Como a situação de Eike pode ficar ainda pior

Segundo especialistas consultados por EXAME.com, enxurrada de más notícias pode não ter acabado para o bilionário brasileiro

VEJA SÃO PAULO

Eike Batista

Eike Batista: situação do empresário pode ficar ainda pior diante do mercado

São Paulo – Há pelo menos um ano, Eike Batista já vinha perdendo credibilidade diante do mercado.

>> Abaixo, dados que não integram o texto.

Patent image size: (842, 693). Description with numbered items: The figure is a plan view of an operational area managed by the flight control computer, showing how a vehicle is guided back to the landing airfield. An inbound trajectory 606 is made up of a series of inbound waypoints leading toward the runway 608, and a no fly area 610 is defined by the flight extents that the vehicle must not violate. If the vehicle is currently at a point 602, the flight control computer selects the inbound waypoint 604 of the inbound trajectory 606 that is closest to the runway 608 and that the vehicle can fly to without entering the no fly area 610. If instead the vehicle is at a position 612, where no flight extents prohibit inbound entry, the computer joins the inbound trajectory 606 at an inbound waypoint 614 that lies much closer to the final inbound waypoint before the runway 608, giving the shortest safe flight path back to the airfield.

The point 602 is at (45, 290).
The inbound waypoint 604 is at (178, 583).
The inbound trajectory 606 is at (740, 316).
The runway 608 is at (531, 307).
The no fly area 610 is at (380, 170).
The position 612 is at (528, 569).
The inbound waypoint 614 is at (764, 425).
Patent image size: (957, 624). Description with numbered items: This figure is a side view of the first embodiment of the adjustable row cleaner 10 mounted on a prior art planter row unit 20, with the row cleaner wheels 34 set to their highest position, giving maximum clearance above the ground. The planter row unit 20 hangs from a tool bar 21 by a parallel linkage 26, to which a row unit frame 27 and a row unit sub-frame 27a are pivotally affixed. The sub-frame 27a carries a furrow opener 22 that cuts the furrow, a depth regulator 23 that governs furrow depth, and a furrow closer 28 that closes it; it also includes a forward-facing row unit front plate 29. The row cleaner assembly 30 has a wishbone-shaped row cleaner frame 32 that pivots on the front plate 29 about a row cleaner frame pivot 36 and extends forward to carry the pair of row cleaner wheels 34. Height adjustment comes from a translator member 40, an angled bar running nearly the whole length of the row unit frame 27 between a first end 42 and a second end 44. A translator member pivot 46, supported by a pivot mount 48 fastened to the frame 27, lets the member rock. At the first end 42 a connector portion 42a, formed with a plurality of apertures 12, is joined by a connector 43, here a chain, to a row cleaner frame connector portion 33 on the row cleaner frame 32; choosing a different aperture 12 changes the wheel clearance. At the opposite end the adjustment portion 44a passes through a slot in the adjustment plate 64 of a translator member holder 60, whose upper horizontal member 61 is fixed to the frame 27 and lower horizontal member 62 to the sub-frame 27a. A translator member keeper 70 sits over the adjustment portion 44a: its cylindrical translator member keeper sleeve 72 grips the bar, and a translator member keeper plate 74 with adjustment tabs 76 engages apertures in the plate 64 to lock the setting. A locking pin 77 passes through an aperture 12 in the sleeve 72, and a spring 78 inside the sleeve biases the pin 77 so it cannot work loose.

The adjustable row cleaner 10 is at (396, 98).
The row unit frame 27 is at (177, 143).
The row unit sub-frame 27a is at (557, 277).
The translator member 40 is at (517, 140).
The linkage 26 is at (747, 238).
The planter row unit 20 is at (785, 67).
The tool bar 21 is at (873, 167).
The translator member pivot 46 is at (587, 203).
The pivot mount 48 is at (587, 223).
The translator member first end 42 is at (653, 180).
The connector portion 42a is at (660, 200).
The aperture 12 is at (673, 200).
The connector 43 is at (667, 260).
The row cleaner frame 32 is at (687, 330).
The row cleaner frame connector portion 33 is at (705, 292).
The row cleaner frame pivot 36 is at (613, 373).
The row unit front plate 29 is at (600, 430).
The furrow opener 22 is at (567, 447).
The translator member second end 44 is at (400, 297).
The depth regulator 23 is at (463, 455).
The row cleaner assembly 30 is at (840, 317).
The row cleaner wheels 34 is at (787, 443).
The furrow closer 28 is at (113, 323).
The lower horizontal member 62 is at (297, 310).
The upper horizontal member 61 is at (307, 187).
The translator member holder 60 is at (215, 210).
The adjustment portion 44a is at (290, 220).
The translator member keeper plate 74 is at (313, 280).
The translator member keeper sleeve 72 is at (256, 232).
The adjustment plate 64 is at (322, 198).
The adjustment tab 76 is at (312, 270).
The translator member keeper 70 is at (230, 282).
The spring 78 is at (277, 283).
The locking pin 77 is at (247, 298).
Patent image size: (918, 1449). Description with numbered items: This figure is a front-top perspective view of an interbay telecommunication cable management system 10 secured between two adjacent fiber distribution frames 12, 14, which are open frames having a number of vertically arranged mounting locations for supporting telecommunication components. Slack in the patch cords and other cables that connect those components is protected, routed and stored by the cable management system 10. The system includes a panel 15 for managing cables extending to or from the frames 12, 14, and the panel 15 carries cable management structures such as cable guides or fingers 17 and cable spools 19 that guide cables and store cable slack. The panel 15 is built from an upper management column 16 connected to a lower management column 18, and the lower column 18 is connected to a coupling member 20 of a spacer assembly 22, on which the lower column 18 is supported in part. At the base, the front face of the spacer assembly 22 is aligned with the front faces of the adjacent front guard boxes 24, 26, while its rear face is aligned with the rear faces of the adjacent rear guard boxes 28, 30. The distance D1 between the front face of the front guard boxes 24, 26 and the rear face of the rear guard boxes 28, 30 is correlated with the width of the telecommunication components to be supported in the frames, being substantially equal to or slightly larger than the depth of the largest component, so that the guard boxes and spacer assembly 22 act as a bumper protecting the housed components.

No início desta semana, a OGX anunciou a inviabilidade de continuar explorando três poços localizados em Tubarão Azul, na Bacia de Campos, e a situação para o empresário ficou ainda mais insustentável.

A petroleira chegou a entrar na lista das dez empresas no mundo com maior risco de dar calote, segundo a consultoria americana Kamakura Corporation , suas ações chegaram a valer 0,39 centavos no pregão da última quarta-feira, e a fortuna de Eike, que foi já foi avaliada em 30 bilhões de dólares no passado, hoje vale menos de 3 bilhões de dólares, de acordo com ranking da Bloomberg.

Diante de tantas más notícias, há quem diga que Eike já tenha chegado ao fundo do poço. Há quem defenda, no entanto, que muita coisa ainda está por acontecer e que a situação do empresário pode se agravar ainda mais. EXAME.com consultou analistas e especialistas do setor de petróleo para entender os fatores que podem contribuir para a queda das empresas X e, consequentemente, do bilionário. Veja, a seguir, alguns deles:

Injeção de US$ 1 bilhão pode não acontecer

A OGX é a principal empresa do grupo EBX e é também a que soma o maior números de problemas. Em outubro do ano passado, a fim reacender a confiança do mercado, Eike concordou em comprar 1 bilhão de dólares em ações da petroleira a 6,30 reais. O acordo deve ser cumprido até abril de 2014, mas a grande dúvida é se o empresário terá ou não recursos para injetar o capital na companhia conforme o prometido.

“É impossível saber. O grupo EBX, de Eike, tem capital fechado, e ninguém conhece qual a verdadeira situação financeira dele. Se formos trabalhar com o cenário mais realista de toda essa situação, a quebra da OGX é o cenário mais provável, mas nem sempre o mais provável é o que vai acontecer”, afirmou Adriano Pires, diretor do Centro Brasileiro de Infraestrutura (CBIE).